The CYGNO experiment employs an optical-readout Time Projection Chamber (TPC) to search for
rare low-energy interactions using finely resolved scintillation images. While the optical readout
provides rich topological information, it produces large, sparse megapixel images that challenge
real-time triggering, data reduction, and background discrimination.
We summarize two complementary machine-learning approaches developed within CYGNO. First,
we present a fast and fully unsupervised strategy for online data reduction based on reconstruction-
based anomaly detection. A convolutional autoencoder trained exclusively on pedestal images
(i.e. frames acquired with GEM amplification disabled) learns the detector noise morphology
and highlights particle-induced structures through localized reconstruction residuals, from which
compact Regions of Interest (ROIs) are extracted. On real prototype data, the selected configuration
retains (93.0±0.2)% of reconstructed signal intensity while discarding (97.8±0.1)% of the image
area, with ∼ 25 ms per-frame inference time on a consumer GPU.

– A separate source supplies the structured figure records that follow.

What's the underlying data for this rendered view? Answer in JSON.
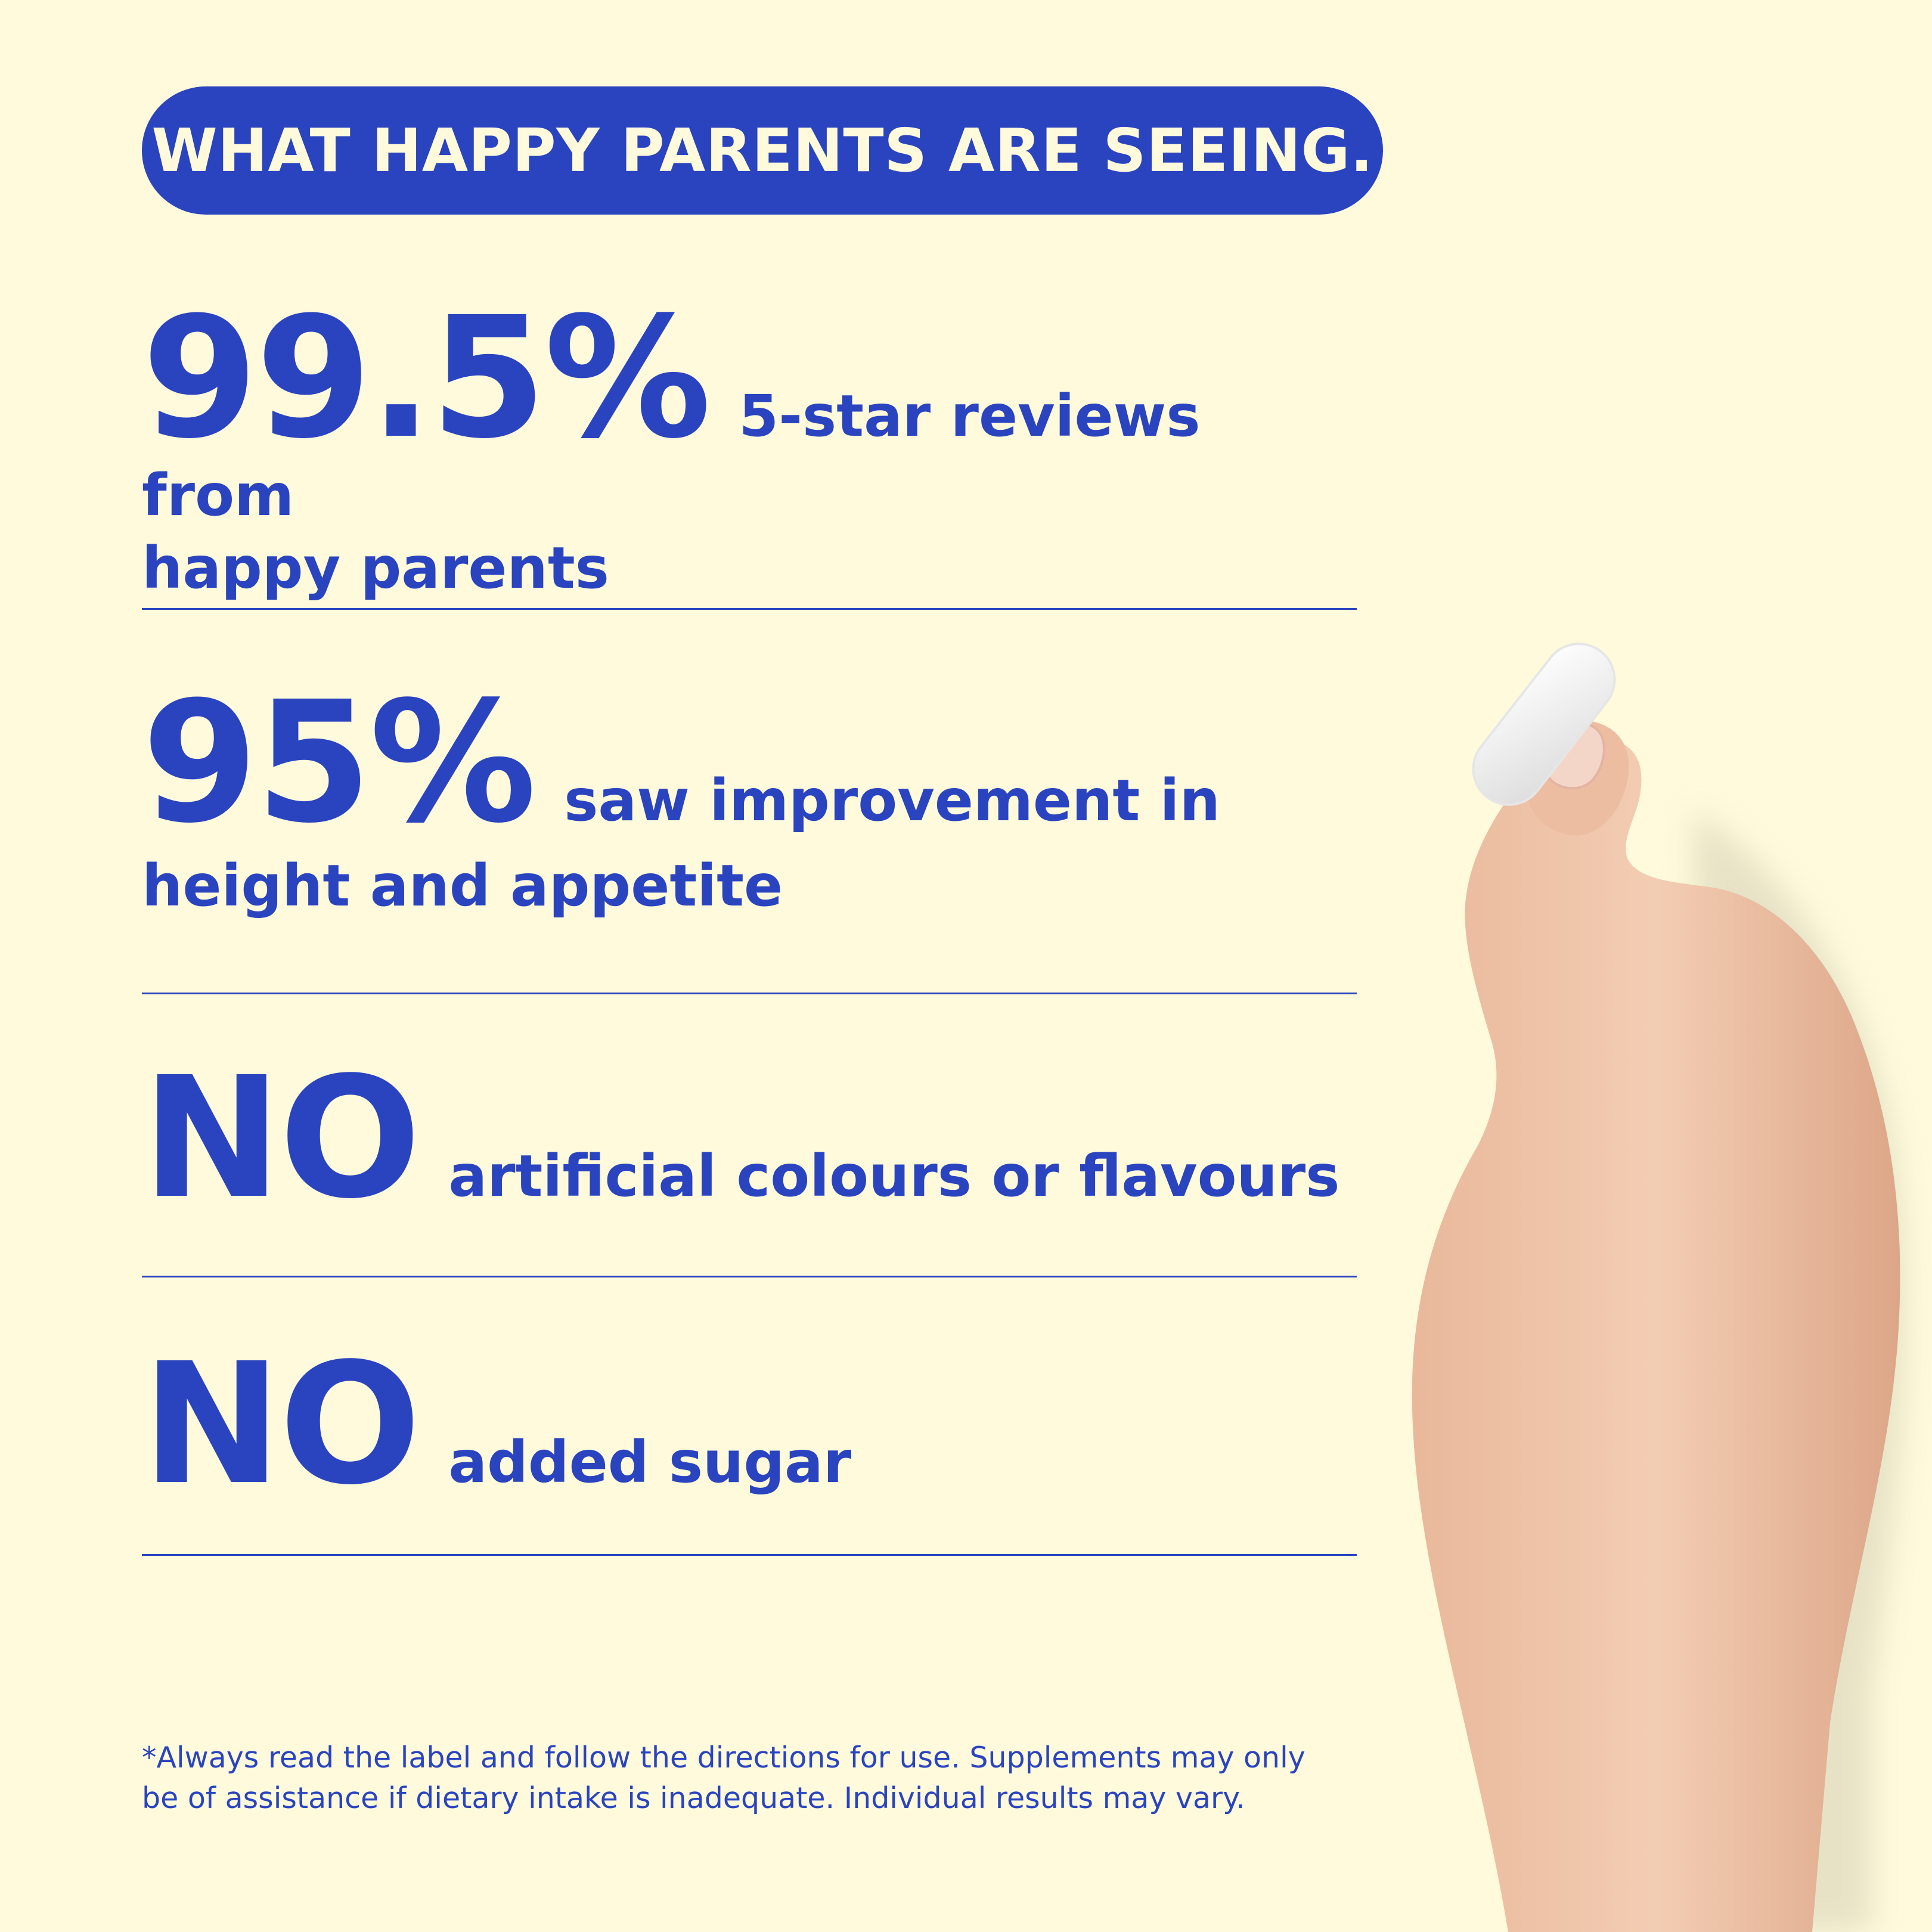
{
  "header": {
    "title": "WHAT HAPPY PARENTS ARE SEEING."
  },
  "stats": [
    {
      "big": "99.5%",
      "text": "5-star reviews from",
      "wrap": "happy parents"
    },
    {
      "big": "95%",
      "text": "saw improvement in",
      "wrap": "height and appetite"
    },
    {
      "big": "NO",
      "text": "artificial colours or flavours"
    },
    {
      "big": "NO",
      "text": "added sugar"
    }
  ],
  "disclaimer": {
    "line1": "*Always read the label and follow the directions for use. Supplements may only",
    "line2": "be of assistance if dietary intake is inadequate. Individual results may vary."
  },
  "colors": {
    "background": "#FEFADB",
    "accent": "#2A44C0"
  }
}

Second, we report a weakly supervised application of the Classification Without Labels (CWoLa)
framework to data acquired with an Americium–Beryllium neutron source. Using only mixed
AmBe and standard datasets (no event-level labels), a convolutional classifier learns to identify
nuclear-recoil-like topologies. The achieved performance approaches the theoretical limit imposed
by the mixture composition and isolates a high-score population with compact, approximately
circular morphologies consistent with nuclear recoils.